Paulo Sérgio Leite Fernandes

A Ministra Nancy Andrighi foi relatora, em 21 de agosto passado, do Recurso Especial sob número 1.434.498 interposto pelo denominado “Coronel Ustra” contra decisão que julgava procedente ação destinada a apurar práticas de tortura no período negro da história do Brasil inaugurado em 1º de abril de 1964. Pretendia-se, embora no cível, a responsabilização futura do coronel por sevícias e comportamentos assemelhados praticados contra Maria Amélia Telles, Cesar Telles e Criméia de Almeida, presos e torturados no DOI-Codi. A decisão da justiça paulista fora favorável aos autores. Daí o recurso especial do coronel.

O julgamento ainda não terminou. O Ministro João Otávio de Noronha votou com a relatora.

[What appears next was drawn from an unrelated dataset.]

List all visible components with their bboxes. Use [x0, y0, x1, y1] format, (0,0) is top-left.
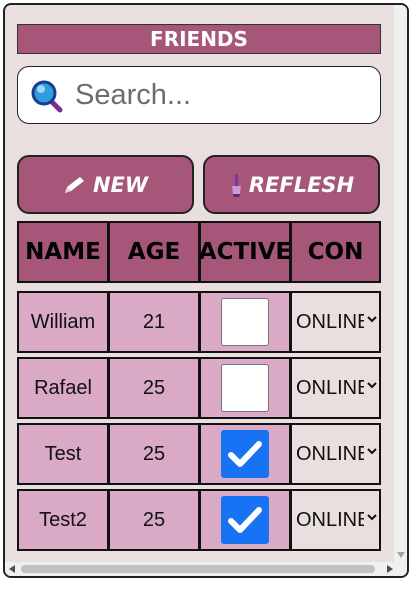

Paulo de Tarso Sanseverino, o último, pediu adiamento.

A questão jurídica é complicada porque, se a lei de anistia passou borracha no passado, impedindo ações penais contra os torturadores, restaria saber se no campo extrapenal haveria sequela perdurando.

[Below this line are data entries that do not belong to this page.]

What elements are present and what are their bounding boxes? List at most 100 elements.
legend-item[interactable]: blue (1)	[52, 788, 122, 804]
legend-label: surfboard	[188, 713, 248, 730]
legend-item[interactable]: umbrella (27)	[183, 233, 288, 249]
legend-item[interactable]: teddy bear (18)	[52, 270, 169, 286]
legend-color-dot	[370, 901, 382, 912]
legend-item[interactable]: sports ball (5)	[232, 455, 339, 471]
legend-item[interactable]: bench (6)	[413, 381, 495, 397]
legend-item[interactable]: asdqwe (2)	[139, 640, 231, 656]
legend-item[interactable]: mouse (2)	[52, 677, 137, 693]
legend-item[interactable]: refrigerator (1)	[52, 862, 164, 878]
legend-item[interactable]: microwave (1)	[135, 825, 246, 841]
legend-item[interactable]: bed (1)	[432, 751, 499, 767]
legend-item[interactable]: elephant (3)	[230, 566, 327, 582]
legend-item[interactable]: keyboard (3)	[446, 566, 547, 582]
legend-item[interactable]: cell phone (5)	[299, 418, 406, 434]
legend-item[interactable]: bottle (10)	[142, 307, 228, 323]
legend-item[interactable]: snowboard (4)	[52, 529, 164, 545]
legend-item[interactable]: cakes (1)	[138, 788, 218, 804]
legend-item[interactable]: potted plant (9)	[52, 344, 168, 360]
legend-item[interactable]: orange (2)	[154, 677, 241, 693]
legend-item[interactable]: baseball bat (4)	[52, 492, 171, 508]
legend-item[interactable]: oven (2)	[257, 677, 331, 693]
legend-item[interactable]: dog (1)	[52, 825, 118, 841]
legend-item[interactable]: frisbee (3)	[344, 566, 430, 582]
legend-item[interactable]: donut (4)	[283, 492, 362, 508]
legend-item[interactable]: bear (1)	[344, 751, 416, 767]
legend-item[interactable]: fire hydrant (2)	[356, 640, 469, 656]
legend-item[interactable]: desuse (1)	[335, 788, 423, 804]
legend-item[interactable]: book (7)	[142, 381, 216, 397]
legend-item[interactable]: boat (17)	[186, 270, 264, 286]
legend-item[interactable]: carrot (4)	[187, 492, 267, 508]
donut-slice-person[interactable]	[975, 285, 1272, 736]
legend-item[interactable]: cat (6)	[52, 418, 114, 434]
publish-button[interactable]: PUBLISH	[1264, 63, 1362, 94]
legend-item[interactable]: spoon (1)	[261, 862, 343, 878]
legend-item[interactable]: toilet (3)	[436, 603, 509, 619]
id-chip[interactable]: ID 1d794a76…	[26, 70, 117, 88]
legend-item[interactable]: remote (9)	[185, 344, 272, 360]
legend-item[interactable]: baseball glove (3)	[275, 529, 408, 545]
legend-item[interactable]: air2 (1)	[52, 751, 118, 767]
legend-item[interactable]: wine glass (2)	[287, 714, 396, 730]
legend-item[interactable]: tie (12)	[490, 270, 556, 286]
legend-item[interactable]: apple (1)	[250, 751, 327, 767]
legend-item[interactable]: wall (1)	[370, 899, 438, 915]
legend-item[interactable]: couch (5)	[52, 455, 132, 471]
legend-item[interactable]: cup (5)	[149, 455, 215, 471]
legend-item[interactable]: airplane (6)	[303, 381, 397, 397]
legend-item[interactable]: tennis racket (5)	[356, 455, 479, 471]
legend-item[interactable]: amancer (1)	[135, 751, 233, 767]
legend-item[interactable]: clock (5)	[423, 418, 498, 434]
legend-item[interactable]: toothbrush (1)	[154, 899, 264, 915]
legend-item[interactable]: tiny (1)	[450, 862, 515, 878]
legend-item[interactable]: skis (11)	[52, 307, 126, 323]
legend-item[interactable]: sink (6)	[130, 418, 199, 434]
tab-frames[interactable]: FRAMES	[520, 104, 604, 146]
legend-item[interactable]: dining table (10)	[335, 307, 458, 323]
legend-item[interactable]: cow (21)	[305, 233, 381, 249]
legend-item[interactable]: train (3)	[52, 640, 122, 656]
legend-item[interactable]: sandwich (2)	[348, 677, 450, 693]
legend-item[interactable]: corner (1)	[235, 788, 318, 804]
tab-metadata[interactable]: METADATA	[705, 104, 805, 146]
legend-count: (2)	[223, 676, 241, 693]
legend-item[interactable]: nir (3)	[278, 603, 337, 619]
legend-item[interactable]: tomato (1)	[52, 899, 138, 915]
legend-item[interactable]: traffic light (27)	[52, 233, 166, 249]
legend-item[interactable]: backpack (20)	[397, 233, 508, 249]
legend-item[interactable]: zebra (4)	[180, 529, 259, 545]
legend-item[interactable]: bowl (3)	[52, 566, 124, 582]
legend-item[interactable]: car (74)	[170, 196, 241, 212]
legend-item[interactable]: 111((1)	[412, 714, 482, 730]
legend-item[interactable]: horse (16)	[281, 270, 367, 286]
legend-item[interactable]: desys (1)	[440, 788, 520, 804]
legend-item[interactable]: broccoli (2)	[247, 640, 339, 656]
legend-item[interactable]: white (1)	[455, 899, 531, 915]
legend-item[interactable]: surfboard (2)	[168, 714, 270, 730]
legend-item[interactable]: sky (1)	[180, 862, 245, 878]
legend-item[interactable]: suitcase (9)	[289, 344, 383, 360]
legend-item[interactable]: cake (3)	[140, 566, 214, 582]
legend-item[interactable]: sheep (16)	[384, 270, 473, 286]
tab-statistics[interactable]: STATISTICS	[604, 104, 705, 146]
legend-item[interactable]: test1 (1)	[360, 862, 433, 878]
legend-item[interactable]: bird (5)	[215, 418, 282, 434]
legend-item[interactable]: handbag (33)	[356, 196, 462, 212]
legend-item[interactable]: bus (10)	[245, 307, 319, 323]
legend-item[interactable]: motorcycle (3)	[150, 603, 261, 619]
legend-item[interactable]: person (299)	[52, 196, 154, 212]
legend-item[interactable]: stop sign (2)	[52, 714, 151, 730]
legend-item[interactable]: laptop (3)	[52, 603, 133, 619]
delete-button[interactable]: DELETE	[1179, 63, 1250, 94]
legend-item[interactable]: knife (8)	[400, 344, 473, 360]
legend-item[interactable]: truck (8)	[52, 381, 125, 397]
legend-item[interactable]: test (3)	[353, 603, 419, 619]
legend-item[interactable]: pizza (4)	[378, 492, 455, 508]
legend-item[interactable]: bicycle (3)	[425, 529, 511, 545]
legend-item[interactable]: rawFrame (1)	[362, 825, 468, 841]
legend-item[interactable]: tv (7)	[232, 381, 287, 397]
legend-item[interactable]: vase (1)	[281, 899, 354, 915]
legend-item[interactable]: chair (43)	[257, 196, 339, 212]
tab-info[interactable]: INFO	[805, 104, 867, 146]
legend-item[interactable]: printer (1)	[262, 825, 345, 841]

Evidentemente, a lei referida obsta processos criminais contra as criaturas referidas, havendo, além disso, prescrição em abstrato, porque os sobreviventes torturadores têm, hoje, setenta ou mais anos, cortando-se o prazo pela metade. No cível a disputa é sofisticada, mas a Ministra Nancy parece entender que a lei anistiadora apaga até mesmo a possibilidade de ressarcimento material e moral. Repita-se, há um pedido de adiamento. Se e quando retornar o processo a julgamento com voto divergente, ainda assim o ponto de vista da relatora estará prevalecendo. Nesse diapasão, Ustra escapa, também na competência civil. Não se diga que a vontade do povo brasileiro seria outra. Até pode ser, inclusive a do cronista, mas a decisão do Superior Tribunal de Justiça, embora ainda não definitiva porque há adiamento e possibilidade de voto vencido que, na próxima sessão, poderá ser vencedor, é difícil mudança, a menos que o terceiro juiz, Paulo de Tarso Sanseverino, possa convencer um dos precedentes.

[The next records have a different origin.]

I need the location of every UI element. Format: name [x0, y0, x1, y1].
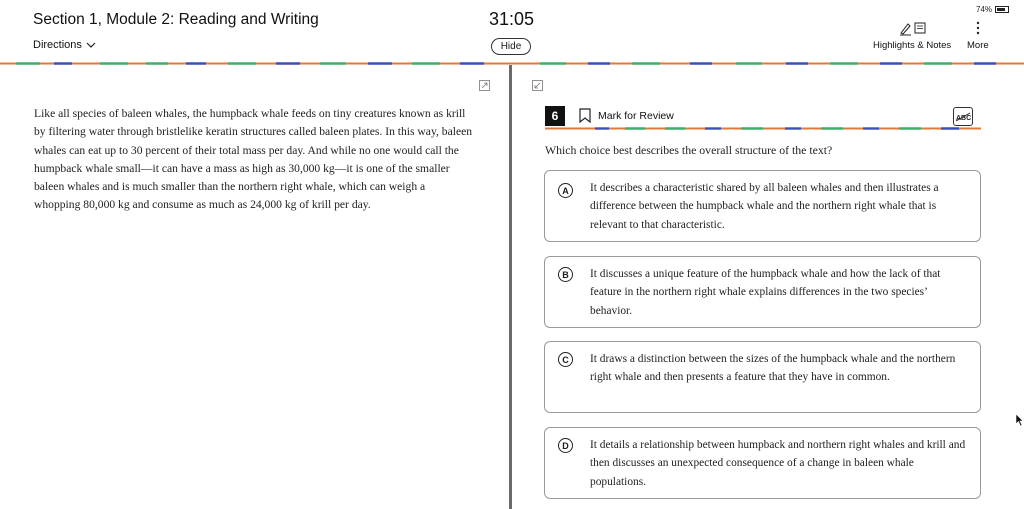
- answer-choice-d[interactable]: D It details a relationship between hump…: [544, 427, 981, 499]
- answer-choice-c[interactable]: C It draws a distinction between the siz…: [544, 341, 981, 413]
- abc-eliminator-icon: ABC: [955, 112, 971, 122]
- mouse-cursor-icon: [1015, 413, 1024, 427]
- question-number: 6: [545, 106, 565, 126]
- directions-button[interactable]: Directions: [33, 39, 96, 51]
- section-title: Section 1, Module 2: Reading and Writing: [33, 11, 319, 28]
- header-divider: [0, 62, 1024, 65]
- abc-eliminator-button[interactable]: ABC: [953, 107, 973, 126]
- answer-choice-b[interactable]: B It discusses a unique feature of the h…: [544, 256, 981, 328]
- battery-status: 74%: [976, 5, 1010, 14]
- pane-divider[interactable]: [509, 65, 512, 509]
- choice-letter: D: [558, 438, 573, 453]
- directions-label: Directions: [33, 39, 82, 51]
- passage-text: Like all species of baleen whales, the h…: [34, 107, 473, 212]
- timer: 31:05: [489, 9, 535, 29]
- choice-text: It draws a distinction between the sizes…: [590, 353, 956, 384]
- highlights-notes-label[interactable]: Highlights & Notes: [873, 40, 951, 51]
- choice-letter: A: [558, 183, 573, 198]
- battery-icon: [995, 6, 1010, 13]
- choice-letter: B: [558, 267, 573, 282]
- mark-for-review-label[interactable]: Mark for Review: [598, 110, 674, 122]
- battery-percent: 74%: [976, 5, 993, 14]
- expand-icon[interactable]: [532, 80, 543, 91]
- more-vertical-icon[interactable]: [973, 20, 983, 36]
- more-label[interactable]: More: [967, 40, 989, 51]
- top-bar: Section 1, Module 2: Reading and Writing…: [0, 0, 1024, 62]
- choice-letter: C: [558, 352, 573, 367]
- svg-text:ABC: ABC: [956, 115, 971, 122]
- question-prompt: Which choice best describes the overall …: [545, 143, 833, 157]
- choice-text: It describes a characteristic shared by …: [590, 182, 939, 231]
- question-divider: [545, 127, 981, 130]
- chevron-down-icon: [86, 42, 96, 48]
- hide-timer-button[interactable]: Hide: [491, 38, 531, 55]
- choice-text: It discusses a unique feature of the hum…: [590, 268, 941, 317]
- choice-text: It details a relationship between humpba…: [590, 439, 966, 488]
- expand-icon[interactable]: [479, 80, 490, 91]
- pen-notes-icon[interactable]: [898, 20, 928, 36]
- answer-choice-a[interactable]: A It describes a characteristic shared b…: [544, 170, 981, 242]
- bookmark-icon[interactable]: [579, 108, 591, 123]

A Lei de anistia colocou sobre os ombros dos envolvidos no negror da ditadura um manto protetor inafastável. Por respeito àquilo (a Lei), embora torcendo o nariz, o jurista precisa curvar-se. Os asseclas do regime ditatorial têm, acredita-se, um preço caro a pagar. Pagam-no em cada rua, em cada esquina, em cada comunhão social. Já é alguma coisa, se mais não houver.